L’orchestra, diretta da Gianandrea Noseda intesseva con il violino uno splendido dialogo, intimo, delicato e profondo nelle sezioni di accompagnamento, mentre era nettamente più vigorosa nelle sezioni puramente orchestrali, quando Beethoven chiede effettivamente sonorità più piene, che devono comunque sempre evitare toni drammatici o magniloquenti più consoni all’Eroica o alla Quinta Sinfonia.
Nella seconda parte Noseda ha diretto la Sinfonia n. 3 op. 29 “Polacca” di Čajkovskij, rarissima, tanto che l’orchestra romana non l’aveva mai – dico mai – eseguita e a Santa Cecilia la si era ascoltata una sola volta, ma con un’orchestra russa. È molto diversa dalle altre cinque sinfonie di Čajkovskij: è l’unica in tonalità maggiore, è in cinque movimenti, ha spesso vivaci ritmi di danza e, più in generale, manifesta un entusiasmo, una fiducia in se stesso e una gioia di far musica che sono all’opposto delle successive e più celebri sorelle. Noseda, che da giovane ha lavorato per anni a San Pietroburgo e che anche ora torna spesso in Russia, ha acquisito una passione e una comprensione per Čajkovskij che ricordano alcuni grandi direttori russi, capaci di gettarsi anima e corpo in questa musica senza però mai apparire enfatici e retorici.
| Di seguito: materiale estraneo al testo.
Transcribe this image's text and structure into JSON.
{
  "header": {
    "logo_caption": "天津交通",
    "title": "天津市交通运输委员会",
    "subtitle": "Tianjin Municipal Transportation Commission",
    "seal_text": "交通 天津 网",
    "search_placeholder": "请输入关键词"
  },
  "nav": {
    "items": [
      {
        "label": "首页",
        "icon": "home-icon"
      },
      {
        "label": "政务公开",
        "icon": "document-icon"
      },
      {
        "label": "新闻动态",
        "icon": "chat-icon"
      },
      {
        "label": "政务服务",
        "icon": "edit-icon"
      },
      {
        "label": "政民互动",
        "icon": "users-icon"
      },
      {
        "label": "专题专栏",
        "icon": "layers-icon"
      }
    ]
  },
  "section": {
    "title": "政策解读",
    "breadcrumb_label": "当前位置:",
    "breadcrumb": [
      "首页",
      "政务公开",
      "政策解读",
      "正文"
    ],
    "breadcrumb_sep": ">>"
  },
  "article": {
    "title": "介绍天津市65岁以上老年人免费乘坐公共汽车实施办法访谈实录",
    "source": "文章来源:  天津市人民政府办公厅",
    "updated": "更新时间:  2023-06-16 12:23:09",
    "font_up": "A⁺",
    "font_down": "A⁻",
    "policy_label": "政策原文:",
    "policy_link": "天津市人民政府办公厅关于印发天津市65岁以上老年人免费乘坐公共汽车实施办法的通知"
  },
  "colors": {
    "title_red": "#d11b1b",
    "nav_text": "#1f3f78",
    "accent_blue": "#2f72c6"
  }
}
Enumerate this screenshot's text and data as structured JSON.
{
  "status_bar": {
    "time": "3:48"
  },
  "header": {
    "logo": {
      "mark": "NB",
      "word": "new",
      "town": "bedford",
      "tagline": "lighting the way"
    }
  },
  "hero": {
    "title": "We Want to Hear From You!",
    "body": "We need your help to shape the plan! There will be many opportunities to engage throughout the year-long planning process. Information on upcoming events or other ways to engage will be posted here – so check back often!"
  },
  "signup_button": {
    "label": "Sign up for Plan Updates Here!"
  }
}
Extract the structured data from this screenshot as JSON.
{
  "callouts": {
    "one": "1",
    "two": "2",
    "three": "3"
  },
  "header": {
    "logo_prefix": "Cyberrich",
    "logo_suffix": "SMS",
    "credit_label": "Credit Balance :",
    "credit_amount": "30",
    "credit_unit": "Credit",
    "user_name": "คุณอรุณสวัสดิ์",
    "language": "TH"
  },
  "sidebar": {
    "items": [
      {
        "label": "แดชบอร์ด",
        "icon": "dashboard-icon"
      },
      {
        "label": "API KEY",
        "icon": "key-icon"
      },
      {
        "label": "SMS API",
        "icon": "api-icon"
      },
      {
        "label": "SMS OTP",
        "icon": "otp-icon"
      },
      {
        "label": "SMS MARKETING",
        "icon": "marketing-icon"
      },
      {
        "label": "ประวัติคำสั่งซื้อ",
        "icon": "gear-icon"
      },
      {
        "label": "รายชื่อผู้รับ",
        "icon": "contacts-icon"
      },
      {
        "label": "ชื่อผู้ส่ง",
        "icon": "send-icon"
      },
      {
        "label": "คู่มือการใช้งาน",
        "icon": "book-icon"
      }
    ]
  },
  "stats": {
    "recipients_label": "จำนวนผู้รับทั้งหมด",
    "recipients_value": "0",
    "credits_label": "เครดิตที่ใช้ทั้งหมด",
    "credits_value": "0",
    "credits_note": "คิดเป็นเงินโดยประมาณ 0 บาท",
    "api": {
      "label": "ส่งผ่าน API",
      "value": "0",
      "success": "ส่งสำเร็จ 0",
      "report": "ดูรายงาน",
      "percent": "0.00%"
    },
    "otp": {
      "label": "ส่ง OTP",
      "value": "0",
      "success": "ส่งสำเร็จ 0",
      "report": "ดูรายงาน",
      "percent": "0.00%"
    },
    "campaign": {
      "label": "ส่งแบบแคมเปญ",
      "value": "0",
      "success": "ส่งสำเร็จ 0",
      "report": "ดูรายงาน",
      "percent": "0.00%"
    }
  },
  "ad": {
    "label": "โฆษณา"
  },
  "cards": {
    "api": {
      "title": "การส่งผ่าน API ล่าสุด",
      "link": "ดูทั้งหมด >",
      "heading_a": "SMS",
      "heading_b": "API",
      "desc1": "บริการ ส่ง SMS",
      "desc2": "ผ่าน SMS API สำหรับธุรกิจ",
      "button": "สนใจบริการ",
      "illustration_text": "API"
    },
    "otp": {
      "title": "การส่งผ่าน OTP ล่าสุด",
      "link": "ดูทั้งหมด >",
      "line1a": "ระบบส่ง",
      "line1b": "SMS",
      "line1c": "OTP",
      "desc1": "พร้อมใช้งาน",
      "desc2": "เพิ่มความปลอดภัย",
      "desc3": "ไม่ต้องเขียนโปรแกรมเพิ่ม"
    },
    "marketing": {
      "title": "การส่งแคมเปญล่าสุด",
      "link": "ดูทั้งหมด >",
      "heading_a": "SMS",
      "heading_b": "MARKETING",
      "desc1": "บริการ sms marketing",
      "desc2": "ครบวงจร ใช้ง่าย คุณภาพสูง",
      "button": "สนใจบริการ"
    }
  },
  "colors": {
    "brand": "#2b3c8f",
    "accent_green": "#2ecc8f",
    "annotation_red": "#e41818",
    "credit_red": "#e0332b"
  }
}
Ha fatto apparire bellissima questa sinfonia sempre trascurata (tanto che vorremmo riascoltarla in un’interpretazione meno entusiasmante, per vedere se era tutto merito del direttore o se è effettivamente così bella) e ha riscosso un mare di applausi dal folto pubblico, che prima era andato giustamente in visibilio per Kavakos, che ha ricambiato con un bis bachiano.